I know a lot of people asked similar questions before. I want to specify my question.
I have a database with 5000+ sequences. The format of the header for each sequence is
>AAA23421(AI041) fim41, [Escherichia coli]
>AAA23421 is the gene ID and AI041 is the VFID.
I want to extract gene ID in one txt file and VFID in another txt file.
The code I used before is:
grep "^>" file.fa | cut -c 2-9 > destination_file.txt
grep "^>" file.fa | cut -c 11-16 > destination_file.txt
because i thought all gene ID is the same length.
BUT, i was wrong. So I can't extract right information.
Is there any modification I can do to extract gene ID between ">" and "(" and then extract VFID between "()"?

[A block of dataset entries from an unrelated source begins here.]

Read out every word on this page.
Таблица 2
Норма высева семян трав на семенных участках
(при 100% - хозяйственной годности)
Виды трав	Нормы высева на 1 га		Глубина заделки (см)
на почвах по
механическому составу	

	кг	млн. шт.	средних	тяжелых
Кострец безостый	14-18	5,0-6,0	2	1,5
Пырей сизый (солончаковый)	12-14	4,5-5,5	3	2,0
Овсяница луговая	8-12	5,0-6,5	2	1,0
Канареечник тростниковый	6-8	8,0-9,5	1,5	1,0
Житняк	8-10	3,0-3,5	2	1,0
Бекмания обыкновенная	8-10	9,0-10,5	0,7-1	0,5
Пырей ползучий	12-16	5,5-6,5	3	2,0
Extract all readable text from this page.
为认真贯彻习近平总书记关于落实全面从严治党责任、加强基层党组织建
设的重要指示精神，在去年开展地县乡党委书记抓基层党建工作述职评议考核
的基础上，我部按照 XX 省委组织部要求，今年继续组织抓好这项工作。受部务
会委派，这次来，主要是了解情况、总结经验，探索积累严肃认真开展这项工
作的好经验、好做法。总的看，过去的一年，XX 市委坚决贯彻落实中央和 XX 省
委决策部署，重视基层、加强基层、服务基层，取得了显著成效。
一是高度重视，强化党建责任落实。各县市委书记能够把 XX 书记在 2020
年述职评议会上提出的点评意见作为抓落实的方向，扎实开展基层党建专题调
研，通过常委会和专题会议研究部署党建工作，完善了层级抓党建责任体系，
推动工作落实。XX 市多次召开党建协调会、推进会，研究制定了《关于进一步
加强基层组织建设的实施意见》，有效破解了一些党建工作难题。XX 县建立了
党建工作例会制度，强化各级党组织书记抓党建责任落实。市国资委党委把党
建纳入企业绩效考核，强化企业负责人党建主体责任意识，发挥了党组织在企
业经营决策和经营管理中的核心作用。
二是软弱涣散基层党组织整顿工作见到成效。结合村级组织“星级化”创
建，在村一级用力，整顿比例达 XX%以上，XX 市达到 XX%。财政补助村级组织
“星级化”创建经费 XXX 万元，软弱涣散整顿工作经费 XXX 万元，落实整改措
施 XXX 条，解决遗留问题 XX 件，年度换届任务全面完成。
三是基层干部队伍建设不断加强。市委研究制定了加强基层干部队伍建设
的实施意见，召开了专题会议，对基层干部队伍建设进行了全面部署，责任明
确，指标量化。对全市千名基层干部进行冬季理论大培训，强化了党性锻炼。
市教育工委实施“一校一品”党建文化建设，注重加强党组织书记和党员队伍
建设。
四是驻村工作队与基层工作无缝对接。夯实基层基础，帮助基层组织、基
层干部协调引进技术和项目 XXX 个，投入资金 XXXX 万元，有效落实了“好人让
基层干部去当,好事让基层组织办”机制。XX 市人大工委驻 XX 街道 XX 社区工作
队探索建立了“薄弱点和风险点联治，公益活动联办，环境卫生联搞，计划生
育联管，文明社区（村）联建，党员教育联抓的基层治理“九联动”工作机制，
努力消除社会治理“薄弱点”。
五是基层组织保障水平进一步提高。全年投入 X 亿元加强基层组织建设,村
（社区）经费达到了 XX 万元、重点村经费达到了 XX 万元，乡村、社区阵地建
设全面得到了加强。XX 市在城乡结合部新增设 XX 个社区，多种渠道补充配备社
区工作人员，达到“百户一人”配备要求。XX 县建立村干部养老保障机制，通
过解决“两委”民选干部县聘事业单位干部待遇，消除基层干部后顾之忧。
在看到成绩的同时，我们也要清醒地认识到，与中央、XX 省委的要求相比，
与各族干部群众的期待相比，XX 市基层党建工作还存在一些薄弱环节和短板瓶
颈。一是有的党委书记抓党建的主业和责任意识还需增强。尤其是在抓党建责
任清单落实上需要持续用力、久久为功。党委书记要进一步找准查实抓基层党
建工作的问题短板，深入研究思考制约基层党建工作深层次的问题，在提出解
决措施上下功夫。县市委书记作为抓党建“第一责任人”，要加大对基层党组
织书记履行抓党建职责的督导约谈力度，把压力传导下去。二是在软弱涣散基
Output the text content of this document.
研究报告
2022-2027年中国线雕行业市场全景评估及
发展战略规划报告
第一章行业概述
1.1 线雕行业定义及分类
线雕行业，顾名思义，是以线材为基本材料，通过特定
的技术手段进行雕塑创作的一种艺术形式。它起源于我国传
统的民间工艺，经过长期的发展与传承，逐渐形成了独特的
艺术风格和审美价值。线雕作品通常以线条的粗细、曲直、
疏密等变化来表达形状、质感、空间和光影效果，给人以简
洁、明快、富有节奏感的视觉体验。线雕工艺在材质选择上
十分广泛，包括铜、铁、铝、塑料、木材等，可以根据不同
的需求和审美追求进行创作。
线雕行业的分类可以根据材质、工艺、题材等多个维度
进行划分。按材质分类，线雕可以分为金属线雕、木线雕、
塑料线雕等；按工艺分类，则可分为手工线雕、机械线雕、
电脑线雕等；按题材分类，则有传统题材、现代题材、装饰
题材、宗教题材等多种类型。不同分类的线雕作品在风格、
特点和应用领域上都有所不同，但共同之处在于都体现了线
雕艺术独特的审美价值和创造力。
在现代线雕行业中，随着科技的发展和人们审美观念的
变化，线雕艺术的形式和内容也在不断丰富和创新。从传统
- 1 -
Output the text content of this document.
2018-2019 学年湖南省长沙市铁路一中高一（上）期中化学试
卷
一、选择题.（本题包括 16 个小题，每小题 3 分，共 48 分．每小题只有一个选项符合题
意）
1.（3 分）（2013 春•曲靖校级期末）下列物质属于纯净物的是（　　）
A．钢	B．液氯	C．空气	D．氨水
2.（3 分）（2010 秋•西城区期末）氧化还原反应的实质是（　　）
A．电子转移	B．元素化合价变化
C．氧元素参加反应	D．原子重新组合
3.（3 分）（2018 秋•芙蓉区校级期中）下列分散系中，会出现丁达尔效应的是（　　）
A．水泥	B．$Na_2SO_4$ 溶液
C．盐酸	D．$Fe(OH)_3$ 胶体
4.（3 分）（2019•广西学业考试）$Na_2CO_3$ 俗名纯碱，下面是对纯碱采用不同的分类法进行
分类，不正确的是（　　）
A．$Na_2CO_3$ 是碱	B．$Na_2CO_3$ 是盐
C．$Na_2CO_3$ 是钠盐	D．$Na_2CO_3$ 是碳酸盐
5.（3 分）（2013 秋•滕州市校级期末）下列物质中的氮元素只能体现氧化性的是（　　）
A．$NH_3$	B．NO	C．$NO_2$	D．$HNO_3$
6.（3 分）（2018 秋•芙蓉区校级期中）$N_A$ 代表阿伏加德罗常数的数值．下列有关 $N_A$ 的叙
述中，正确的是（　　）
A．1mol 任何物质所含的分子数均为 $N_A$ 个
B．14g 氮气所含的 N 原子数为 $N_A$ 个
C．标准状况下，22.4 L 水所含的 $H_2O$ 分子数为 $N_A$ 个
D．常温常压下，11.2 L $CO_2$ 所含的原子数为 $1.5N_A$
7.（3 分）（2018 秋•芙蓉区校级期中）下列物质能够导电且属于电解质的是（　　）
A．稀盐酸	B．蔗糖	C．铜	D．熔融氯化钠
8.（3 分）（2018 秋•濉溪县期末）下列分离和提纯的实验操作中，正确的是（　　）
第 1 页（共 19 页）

I have another database which I asked yesterday. The format of the headers (before I remove all the space) is
>VFG0676 lef - anthrax toxin lethal factor, lef, [Bacteria Name] (VF0142)
Is there anyway I can only extract VFG0676 and (VF0142) together to a new txt file? Since some of VFGs do not have their corresponding VFs, so I'd like to extract them in two columns of the same file. PS: the lengths of the headers are definitely not the same. But all the VFG ID are in the front with same length and if they have VF ID, all the VF IDs are in () with same length.